The Cocteau Twins Open The Door To Their Music
Concert preview
Cocteau Twins and Luna, 8 p.m. Monday, Paramount Theatre; $18.50-$22.50; 628-0888. -----------------------------------------------------------------
Lyrically elusive, instrumentally effusive, The Cocteau Twins have spent the past 10 years building a body of work most of us couldn't get into with a crowbar. We might marvel at the construction, the beauty of the adornments, the mystery of the language emitted, but it has still remained music best suited to drifting off by not entering. The stuff of dreamscapes and beautiful ambient sound.
Much of the mystery of The Cocteau Twin's music has always had to do with lead singer Elizabeth Fraser's choice of words, if it can be called that. Her lyrics, until the new album "Four-Calender Cafe," have always been a pastiche of syllables and sounds, clipped phrases often unrelated to one another. The Scots - The Cocteaus are from the industrial Scottish town Grangemouth - have a name for it: port-a-beul, or "mouth music." It's always been one of the band's signature trademarks.

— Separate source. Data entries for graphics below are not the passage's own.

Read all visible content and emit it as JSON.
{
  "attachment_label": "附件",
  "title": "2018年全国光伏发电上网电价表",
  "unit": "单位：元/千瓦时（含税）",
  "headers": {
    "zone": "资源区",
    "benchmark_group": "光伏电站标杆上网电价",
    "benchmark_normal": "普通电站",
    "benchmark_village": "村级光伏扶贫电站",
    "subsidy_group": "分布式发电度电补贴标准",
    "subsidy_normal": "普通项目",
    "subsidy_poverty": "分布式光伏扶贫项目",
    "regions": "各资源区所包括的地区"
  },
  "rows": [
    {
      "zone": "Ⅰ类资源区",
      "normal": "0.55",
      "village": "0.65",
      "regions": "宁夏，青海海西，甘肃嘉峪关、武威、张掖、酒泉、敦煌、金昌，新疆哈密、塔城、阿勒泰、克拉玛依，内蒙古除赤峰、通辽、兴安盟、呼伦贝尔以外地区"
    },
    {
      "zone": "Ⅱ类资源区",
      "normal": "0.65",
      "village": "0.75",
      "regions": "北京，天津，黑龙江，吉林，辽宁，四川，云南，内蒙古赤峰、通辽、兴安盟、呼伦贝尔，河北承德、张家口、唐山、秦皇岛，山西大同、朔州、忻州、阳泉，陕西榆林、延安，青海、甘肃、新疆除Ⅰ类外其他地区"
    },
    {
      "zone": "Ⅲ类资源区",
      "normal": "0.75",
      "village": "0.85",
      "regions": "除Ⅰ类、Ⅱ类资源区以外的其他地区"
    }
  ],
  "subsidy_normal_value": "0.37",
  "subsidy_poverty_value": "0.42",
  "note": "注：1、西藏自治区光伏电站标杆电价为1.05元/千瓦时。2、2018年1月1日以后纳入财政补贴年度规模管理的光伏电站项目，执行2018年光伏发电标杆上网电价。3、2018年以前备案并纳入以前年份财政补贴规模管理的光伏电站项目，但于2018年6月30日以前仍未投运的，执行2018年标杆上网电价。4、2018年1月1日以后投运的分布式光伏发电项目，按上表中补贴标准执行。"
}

But with the new album, Fraser is actually singing sentences that make sense to others beside herself, that are actually revealing of her soul and psyche. It makes the music that much more accessible, and opens the door a little wider.
What hasn't changed is the music, the sounds created by guitarist Robin Guthrie, Fraser's husband, and bassist-keyboardist Simon Raymonde. While their instrumentation may be relatively simple, the array of effects and tricks employed by the musicians is not. They've pulled out every pedal and switch they can, and in doing so create lush, shimmering liquid arrangements.
In the past, both on stage and in the studio, The Cocteaus have always relied on a drum machine for their rhythm tracks. On this latest tour, however, they have a drummer (Benny di Massa) and a percussionist (Dave Palfreyman) along with guitarists Mitsuo Tate and Ben Blakeman. The Cocteaus have said they feel better about performing live. They have all gotten past their stage fright - Fraser was the worst - and are now playing with more abandon than before.
Luna, the opening act, are like The Cocteau Twins in that their music is melodic and pure, but that's where the similarities stop. There's nothing really mysterious about Dean Wareham's lyrics. He's a straight shooter, as likely to write a road song as anything else.
Luna has been together for two years, with the members - Wareham and Sean Eden on guitar, Justin Harwood on bass and Stanley Demeski - coming from bands like The Chills, The Feelies and Galaxy 500.
Wareham is responsible for most of the lyrics and everyone else contributes on the melodies. "It's nice to have people helping out," he said from New York.. "We did the new album ("Bewitched") in six weeks but we could have done it in two. I don't understand people that take months to do an album. I think they just don't have any songs ready. They have no songs and too much money."
Wareham's songs have a distinctly late 1960s feel to them. The Velvet Underground is a big influence. But it never dirges down. There's a nice airy feeling to Luna's material. The Luna-Cocteau Twins show should be nothing if not peaceful.